The healthcare debate we’re not having
© Getty Images

The headlines from Capitol Hill give the impression that Congress is debating the future of U.S. healthcare. That’s somewhat misleading. The debate is about health insurance, not healthcare.

It is an important distinction. Insurance is a ticket to enter the healthcare system. Healthcare is what the system delivers. To be sure, if Congress rolls back insurance coverage, it will prevent millions of Americans from gaining timely access to healthcare. That is a bad outcome in itself and worthy of the attention it’s getting.

ADVERTISEMENT
Nonetheless, a real debate over healthcare would begin with an accurate diagnosis of our ailing system. We have the world’s most expensive healthcare, and despite the superior quality of American providers, science and technology — our life expectancy and infant mortality rates are the middle of the pack among developed nations.

 

The cost, quality and patient experience of care varies widely among doctors and hospitals. Despite billions of dollars of investments in information technology, medical records still don’t follow patients across providers, and we lack the real-time data insights that fuel quality improvement in other industries. Finally, our healthcare system emphasizes treating people when they are sick — not keeping them well. 

Federal policy on its own cannot improve the sector’s leadership, culture, cost or quality. Those of us who provide care must step up and accept accountability for the results we deliver. But the federal government can help us chart a course toward more patient-focused, coordinated and cost-efficient care by giving us the right incentives, setting consistent rules and removing the roadblocks.

That’s why a new debate should begin with the topic that is currently missing from the headlines: payment.

We pay for most healthcare services today one by one, a system called “fee-for-service.” The more services a doctor or hospital delivers, the more they get paid. Sicker patients earn them (us) higher payments and drive each healthcare team member to concentrate on the services they alone deliver, not the patient as a whole person. As a result, we care for people in a fragmented, inefficient and costly fashion.

Conversely, if we were to pay providers based on the quality and cost of care they provide, they would more likely focus on keeping people well, managing patient illnesses and preventing costly interventions that send people to the hospital. This is known popularly as “value-based care.” It may be a poor choice of phrases, conjuring up K-mart’s blue-light special instead of Tiffany’s light blue box, but the point is the right one: payment should reward the value of services — not the volume. Value-based payment holds providers accountable for the quality of their care, and puts their payments at risk if they don’t deliver.

The federal government can play a decisive role in moving the ball forward. Medicare alone accounts for 20 percent of all healthcare spending. Under both Democratic and Republican administrations, Medicare has begun to embrace value-based payments.

But instead of accelerating this trend, the Trump administration has proposed slowing it down, albeit to avoid overwhelming small physician practices. If we stay on this course, it will penalize early adopters like Prevea Health and many of my fellow American Medical Group Association members, which have invested millions reengineering systems to provide value-based care. The administration should be helping lead the way, not putting on the brakes. 

We also lack timely access to Medicare and commercial payer claims data about the very patients we serve. Data is the lifeblood of quality improvement, and without it, we lack the feedback we need to improve patients’ health outcomes. Congress can fix this by requiring both federal and commercial payers to provide access to this data.

But data is also a double-edged sword. Currently, Prevea is required to submit data to numerous payers in different formats. And we are not alone shouldering this incredible burden on financial and workforce resources that could be spent on patient care.

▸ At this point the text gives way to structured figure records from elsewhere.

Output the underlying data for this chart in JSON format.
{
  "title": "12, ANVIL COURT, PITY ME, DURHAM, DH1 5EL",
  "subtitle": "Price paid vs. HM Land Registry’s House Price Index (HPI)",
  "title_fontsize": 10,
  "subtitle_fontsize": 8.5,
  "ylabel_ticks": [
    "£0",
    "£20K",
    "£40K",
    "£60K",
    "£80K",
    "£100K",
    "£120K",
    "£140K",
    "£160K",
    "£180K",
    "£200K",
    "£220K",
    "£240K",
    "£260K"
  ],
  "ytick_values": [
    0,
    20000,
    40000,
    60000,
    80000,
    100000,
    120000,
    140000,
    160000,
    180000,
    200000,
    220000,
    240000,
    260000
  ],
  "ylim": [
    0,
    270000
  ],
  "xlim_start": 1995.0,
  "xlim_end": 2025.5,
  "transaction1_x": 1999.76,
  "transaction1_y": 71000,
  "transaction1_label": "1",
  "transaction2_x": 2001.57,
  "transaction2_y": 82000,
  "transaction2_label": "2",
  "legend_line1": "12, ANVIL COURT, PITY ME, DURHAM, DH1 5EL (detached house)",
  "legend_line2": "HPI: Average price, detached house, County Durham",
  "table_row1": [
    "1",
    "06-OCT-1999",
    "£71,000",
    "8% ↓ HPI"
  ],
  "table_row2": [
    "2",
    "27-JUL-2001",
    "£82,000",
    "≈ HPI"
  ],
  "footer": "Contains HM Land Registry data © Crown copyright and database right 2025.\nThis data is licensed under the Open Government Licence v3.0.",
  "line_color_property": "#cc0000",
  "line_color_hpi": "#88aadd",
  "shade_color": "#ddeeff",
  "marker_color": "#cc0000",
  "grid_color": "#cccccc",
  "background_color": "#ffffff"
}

One study reported in Health Affairs found that physicians in four common specialties spend, on average, 785 hours per physician and $15.4 billion annually dealing with the reporting of quality measures. Congress should require federal and commercial payers to standardize the data submission and reporting processes. 

In the depths of the Great Depression, FDR said, “The country demands bold, persistent experimentation. It is common sense to take a method and try it: If it fails, admit it frankly and try another. But above all, try something.”

Bold, persistent experimentation is what we, as healthcare leaders, need to be asking of Congress. We know the healthcare system we have isn’t serving our best interests. The debate we should be having in Washington and throughout our country is about creating a system that will.

Ashok Rai, M.D., is president and CEO of Prevea Health and the incoming chairman of American Medical Group Association, an Alexandria, Va.-based association representing multispecialty medical groups and integrated systems of care. 


The views expressed by contributors are their own and are not the views of The Hill.